Will Payments Come Preloaded With Your Next PC?

A contactless payments reader in every PC? That’s not as far-fetched as it sounds, as chipmakers build NFC capabilities into more and more chips — and last week Broadcom announced a new microcontroller with NFC inside that’s specifically designed with PCs in mind, according to PC World.

The Broadcom BCM58100 chip, which the company said is designed for mobile payments terminals, PCs and home automation products, could make it practical for PC users to make an eCommerce payment by holding a smartphone or watch next to a PC or laptop, in basically the same way it’s done at a retailer’s point-of-sale (POS) terminal.

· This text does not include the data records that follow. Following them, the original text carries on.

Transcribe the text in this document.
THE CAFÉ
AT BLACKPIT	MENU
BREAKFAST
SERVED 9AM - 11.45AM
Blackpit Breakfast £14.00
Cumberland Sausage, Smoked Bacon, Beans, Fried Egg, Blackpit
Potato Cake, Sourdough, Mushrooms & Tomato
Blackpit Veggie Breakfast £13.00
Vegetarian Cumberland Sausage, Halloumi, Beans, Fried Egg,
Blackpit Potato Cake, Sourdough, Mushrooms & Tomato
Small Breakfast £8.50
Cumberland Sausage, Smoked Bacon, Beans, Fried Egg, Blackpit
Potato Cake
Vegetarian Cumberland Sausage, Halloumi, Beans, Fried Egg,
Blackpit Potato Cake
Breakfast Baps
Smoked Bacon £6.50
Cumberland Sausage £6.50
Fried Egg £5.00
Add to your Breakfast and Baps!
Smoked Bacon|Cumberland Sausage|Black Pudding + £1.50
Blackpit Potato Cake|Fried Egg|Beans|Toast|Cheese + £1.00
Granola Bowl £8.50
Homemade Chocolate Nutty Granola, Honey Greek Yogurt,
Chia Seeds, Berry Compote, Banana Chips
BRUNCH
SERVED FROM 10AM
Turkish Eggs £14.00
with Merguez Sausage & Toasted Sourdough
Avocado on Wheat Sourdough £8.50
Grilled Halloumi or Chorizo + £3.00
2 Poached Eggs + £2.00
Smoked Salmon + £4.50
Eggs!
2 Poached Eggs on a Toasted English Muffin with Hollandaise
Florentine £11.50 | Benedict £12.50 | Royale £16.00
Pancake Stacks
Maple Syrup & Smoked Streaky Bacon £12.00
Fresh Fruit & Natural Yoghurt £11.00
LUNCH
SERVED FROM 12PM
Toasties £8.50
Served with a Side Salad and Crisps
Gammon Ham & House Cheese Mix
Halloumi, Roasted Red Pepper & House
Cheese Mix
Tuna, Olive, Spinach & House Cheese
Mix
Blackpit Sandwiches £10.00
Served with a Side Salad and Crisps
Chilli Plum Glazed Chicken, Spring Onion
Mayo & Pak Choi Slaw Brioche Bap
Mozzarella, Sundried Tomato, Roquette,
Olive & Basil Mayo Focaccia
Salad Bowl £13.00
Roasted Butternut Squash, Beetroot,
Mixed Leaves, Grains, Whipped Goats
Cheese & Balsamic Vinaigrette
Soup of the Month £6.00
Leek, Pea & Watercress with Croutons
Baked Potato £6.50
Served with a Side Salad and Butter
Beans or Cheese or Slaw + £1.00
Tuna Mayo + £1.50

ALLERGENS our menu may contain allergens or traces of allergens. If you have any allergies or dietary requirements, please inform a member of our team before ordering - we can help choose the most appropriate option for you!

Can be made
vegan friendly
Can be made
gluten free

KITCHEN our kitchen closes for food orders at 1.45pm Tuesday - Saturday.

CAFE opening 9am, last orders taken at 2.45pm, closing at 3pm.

Because the chip is also intended for mobile POS devices, it’s designed to meet PCI and EMV requirements. It also uses Broadcom’s proprietary BroadSAFE architecture, which includes tamper protection and encryption along with secure storage and processing of both card information, and the security also can be used for biometric user data such as fingerprints and iris and facial recognition data, Broadcom said.

Building mPOS terminals into PCs wouldn’t provide much benefit for merchants, since even small retailers who use PCs as their POS devices are likely to add EMV and contactless capabilities with the next upgrade of their PIN pads (even if they don’t do it by the Oct. 1 EMV liability-shift deadline).

On the other hand, putting mPOS into every PC — or at least the vast majority of them — could help reduce one of the most feared consequences of that shift to EMV. That’s the likelihood that fraudsters will give up on using counterfeit mag stripe payment cards in stores and at ATMs, and will shift their efforts to eCommerce, where a 16-digit payment card number has no more security with EMV than it does today. (Even with EMV, card fraud is expected to double from about $3.1 billion now to more than $6.4 billion in 2018, according to Aite Group.)

But making it possible for home-PC eCommerce customers to scan contactless cards or devices would provide at least some of those EMV security benefits.